Skimmer Found at U.S. Bank


Crescenta Valley Sheriff’s have made one arrest concerning “skimmer” activity at an ATM at a La Crescenta U.S. Bank.

“We had a call concerning suspicious activity,” said Lt. Edwards, Los Angeles County Sheriff’s Department, CV Station.

The call came in about 1 p.m. on Friday. When deputies arrived at the U.S. Bank at 2649 Foothill Blvd. they arrested one suspect and found that the outdoor ATM had a skimmer device attached.

A skimmer is an electronic device that can be planted on an ATM that records information as unknowing customers use their cards.

The suspect, a 33-year-old Oakland man, was one of two men who had been witnessed near the ATM machine at the bank.

The witness reported seeing the men standing on the sidewalk near the front door of the bank, one on the east side and one on the west. The witness reported the incident and a bank employee went outside to the ATM. She recognized the camera and card receiver did not seem to be normal.

According to a CV Sheriff’s report, the witness reported seeing two men near the ATM at about 9:15 a.m. A surveillance video showed the suspect walking up to the ATM with something in his hands just at 12 a.m., staying for about a minute, and then walking away. It appeared the suspect attached the skimmer device onto the ATM.

Sheriffs were able to arrest one suspect but the second man is still outstanding.

Sheriffs do not know how long the device was operating at the bank; however, typically suspects do not keep skimmers in place for very long.

“If anyone has used the bank ATM within the last few days they should check their transactions,” Edwards advised. “[They should] change their passwords.”

The suspects may be part of a larger “crew” that is suspected to have attached skimmers on U.S. Banks throughout California.

The investigation is ongoing. Anyone with information is asked to contact the CV Sheriff’s Station at (818) 248-3464.
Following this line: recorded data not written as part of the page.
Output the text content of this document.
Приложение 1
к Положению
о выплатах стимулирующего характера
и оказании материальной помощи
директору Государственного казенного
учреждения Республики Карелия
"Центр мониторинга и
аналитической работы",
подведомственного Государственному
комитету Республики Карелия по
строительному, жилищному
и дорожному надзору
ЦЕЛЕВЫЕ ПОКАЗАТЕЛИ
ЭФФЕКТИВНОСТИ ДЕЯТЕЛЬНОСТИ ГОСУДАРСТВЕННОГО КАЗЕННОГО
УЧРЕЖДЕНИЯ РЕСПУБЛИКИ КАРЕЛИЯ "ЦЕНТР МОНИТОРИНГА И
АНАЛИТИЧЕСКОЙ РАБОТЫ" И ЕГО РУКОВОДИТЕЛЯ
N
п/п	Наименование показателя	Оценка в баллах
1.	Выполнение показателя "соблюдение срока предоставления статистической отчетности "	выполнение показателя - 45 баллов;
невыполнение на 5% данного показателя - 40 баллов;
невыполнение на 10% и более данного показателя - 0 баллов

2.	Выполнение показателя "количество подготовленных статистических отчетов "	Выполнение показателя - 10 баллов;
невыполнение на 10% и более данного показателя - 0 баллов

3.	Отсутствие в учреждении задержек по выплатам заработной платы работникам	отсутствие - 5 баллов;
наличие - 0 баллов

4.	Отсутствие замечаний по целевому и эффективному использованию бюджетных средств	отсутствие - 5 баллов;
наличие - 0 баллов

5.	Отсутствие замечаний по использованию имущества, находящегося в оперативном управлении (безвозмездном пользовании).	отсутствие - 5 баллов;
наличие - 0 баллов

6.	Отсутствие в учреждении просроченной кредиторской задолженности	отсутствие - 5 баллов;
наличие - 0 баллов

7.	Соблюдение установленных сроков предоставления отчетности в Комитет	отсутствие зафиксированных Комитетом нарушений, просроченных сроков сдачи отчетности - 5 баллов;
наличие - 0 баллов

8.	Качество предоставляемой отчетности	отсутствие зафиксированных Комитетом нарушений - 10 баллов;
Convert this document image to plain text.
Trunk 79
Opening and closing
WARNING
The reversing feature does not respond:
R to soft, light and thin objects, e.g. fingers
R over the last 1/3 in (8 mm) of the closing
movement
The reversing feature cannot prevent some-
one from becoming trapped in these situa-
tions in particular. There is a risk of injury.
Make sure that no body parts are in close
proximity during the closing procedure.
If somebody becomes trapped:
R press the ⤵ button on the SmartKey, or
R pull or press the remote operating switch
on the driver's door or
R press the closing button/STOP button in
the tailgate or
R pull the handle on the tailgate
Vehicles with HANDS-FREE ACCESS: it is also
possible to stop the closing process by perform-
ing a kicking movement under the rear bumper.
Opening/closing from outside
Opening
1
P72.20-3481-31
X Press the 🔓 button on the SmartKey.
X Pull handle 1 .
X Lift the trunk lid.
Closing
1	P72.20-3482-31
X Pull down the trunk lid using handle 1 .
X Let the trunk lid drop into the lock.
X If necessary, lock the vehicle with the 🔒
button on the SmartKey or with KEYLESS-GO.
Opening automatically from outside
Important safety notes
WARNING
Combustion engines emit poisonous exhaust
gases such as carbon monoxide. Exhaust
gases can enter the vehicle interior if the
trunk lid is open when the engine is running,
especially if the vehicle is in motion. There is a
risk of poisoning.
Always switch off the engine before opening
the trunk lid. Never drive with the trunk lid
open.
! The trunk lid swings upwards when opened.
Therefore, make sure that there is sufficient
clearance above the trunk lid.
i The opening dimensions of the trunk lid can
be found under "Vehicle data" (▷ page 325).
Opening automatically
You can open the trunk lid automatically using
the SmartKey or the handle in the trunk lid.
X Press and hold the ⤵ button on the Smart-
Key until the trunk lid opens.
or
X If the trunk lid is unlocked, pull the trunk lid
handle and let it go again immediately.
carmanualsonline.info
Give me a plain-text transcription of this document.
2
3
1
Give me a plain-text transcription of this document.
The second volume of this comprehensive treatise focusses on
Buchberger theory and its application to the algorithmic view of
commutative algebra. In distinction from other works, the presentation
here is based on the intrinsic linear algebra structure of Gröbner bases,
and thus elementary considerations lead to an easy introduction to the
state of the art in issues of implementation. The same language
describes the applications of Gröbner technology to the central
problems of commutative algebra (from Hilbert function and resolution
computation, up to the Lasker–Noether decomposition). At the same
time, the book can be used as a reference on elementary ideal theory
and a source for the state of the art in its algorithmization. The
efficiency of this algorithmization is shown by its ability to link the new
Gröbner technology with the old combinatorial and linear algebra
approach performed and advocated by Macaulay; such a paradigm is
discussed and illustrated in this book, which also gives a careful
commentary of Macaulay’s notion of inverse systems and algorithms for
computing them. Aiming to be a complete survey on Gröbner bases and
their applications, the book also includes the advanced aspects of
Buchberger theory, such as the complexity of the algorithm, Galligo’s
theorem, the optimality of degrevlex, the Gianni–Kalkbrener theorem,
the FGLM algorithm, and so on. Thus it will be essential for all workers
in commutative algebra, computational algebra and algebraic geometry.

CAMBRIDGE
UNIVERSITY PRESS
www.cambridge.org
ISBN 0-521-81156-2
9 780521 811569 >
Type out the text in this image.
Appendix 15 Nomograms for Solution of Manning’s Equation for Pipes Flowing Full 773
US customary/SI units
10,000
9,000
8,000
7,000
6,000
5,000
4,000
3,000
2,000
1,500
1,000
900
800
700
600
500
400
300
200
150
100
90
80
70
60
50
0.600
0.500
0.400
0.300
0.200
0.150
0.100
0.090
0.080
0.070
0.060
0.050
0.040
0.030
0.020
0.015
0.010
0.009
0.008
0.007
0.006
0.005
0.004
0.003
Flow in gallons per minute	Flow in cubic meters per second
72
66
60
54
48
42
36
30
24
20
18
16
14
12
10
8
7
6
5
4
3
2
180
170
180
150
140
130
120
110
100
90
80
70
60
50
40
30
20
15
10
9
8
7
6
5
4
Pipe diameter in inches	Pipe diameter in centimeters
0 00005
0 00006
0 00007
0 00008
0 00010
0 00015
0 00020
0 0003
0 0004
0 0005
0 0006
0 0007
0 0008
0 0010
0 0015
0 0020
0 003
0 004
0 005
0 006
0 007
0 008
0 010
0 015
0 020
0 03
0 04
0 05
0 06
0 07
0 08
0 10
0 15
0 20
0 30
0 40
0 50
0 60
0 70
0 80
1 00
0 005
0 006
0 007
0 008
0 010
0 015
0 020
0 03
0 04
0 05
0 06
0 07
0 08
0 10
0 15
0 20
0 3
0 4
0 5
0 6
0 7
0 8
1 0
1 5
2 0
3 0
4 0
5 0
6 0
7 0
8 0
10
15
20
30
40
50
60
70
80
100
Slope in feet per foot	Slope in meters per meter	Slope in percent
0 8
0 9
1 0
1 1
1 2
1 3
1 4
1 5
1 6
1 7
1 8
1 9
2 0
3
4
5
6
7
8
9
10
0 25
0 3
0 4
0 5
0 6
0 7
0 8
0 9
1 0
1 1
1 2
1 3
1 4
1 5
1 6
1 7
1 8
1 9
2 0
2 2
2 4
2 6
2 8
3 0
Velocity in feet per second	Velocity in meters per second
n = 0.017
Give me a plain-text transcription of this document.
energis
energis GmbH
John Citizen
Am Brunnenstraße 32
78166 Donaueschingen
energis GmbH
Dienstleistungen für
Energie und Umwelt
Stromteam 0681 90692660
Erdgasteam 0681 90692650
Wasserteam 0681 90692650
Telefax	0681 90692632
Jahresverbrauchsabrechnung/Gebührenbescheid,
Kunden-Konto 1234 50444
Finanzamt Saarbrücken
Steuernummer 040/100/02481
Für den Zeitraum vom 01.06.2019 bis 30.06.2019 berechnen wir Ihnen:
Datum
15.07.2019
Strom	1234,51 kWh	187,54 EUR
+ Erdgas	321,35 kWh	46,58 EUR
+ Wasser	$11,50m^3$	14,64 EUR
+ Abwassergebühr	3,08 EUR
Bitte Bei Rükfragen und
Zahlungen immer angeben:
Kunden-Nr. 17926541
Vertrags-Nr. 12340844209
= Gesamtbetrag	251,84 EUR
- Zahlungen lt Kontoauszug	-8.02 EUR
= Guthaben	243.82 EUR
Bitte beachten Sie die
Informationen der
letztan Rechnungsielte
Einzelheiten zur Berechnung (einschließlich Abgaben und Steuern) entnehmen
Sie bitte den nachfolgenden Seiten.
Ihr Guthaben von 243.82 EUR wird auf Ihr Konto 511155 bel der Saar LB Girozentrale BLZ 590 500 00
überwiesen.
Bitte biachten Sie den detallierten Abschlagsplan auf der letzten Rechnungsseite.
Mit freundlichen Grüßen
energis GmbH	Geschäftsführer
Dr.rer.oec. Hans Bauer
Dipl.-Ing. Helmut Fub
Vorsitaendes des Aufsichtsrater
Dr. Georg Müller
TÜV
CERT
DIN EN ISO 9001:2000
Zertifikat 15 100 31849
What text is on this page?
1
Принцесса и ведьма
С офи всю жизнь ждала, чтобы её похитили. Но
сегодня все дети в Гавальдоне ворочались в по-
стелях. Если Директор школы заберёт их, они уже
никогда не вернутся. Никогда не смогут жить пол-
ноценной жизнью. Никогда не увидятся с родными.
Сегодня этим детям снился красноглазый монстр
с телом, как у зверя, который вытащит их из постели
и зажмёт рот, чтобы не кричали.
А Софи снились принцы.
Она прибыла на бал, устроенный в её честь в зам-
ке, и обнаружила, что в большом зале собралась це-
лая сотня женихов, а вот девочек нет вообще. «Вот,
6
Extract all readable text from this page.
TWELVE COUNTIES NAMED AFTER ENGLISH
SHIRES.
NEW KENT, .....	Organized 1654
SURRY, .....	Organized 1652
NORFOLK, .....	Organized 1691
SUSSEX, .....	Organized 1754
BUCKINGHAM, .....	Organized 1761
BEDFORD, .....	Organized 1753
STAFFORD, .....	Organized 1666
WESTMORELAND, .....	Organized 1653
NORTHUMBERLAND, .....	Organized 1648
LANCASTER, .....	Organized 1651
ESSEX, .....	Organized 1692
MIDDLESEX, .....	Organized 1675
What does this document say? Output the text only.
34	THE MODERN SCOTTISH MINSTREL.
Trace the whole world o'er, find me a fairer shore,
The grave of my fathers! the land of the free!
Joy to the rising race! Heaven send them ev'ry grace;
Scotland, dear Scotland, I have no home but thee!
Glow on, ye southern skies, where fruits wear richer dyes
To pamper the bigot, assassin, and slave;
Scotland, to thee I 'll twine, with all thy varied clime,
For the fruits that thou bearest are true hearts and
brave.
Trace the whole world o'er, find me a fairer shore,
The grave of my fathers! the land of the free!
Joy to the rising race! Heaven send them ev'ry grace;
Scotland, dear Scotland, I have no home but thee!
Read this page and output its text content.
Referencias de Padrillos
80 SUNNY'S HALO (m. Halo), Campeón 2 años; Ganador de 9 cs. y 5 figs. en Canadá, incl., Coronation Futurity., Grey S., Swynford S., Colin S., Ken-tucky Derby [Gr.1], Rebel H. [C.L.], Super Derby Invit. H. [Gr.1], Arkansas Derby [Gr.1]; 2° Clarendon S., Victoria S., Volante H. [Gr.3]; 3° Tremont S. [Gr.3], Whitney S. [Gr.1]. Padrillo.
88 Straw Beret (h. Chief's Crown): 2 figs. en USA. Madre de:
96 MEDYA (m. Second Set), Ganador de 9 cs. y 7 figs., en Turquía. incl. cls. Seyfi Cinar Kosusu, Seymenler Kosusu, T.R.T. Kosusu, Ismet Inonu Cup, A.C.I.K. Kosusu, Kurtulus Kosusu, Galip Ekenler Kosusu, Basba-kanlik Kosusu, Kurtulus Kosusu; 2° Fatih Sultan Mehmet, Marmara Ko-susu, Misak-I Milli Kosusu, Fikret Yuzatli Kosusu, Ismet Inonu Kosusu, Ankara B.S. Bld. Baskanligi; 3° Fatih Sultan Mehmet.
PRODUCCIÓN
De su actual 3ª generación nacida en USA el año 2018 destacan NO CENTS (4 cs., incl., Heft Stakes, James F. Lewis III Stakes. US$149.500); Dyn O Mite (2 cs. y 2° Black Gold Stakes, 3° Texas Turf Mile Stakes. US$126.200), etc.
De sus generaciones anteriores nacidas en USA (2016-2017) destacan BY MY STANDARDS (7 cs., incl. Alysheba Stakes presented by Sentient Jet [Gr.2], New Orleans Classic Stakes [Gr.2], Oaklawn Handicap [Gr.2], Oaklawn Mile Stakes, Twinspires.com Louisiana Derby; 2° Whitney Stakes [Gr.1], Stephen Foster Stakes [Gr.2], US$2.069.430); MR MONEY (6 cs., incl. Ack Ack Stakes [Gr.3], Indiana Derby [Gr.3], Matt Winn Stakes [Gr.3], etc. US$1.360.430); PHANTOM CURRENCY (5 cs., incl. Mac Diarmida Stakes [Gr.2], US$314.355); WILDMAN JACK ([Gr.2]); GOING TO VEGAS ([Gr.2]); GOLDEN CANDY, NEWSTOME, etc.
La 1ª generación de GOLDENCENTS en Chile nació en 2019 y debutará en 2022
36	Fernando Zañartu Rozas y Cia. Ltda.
According to the FBI, skimmer devices that are planted on ATMs are usually undetectable by users – the makers of this equipment have become very adept at creating them, often from plastic or plaster, so that they blend right into the ATM’s façade. The specific device used is often a realistic-looking card reader placed over the factory-installed card reader. Customers insert their ATM card into the phony reader, and their account info is swiped and stored on a small attached laptop or cellphone or sent wirelessly to the criminals waiting nearby. In addition, skimming typically involves the use of a hidden camera, installed on or near an ATM, to record customers’ entry of their PINs into the ATM’s keypad. There have also been instances when, instead of a hidden camera, criminals attach a phony keypad on top of the real keypad … which records every keystroke as customers punch in their PINs.

Skimming devices are installed for short periods of time, usually just a few hours, so they are often attached to an ATM by nothing more than double-sided tape. They are then removed by the criminals who download the stolen account information and encode it onto blank cards. The cards are used to make withdrawals from victims’ accounts at other ATMs.

The suspect who was arrested is described as a male, black, 25 to 30 years old, 6’3” tall, weighing 170 pounds. The suspect still outstanding is described as 25 to 30 years old, 6’2” tall, wearing 190 pounds and at the time of the incident was wearing a dark grey jersey shirt, black pants and white shoes.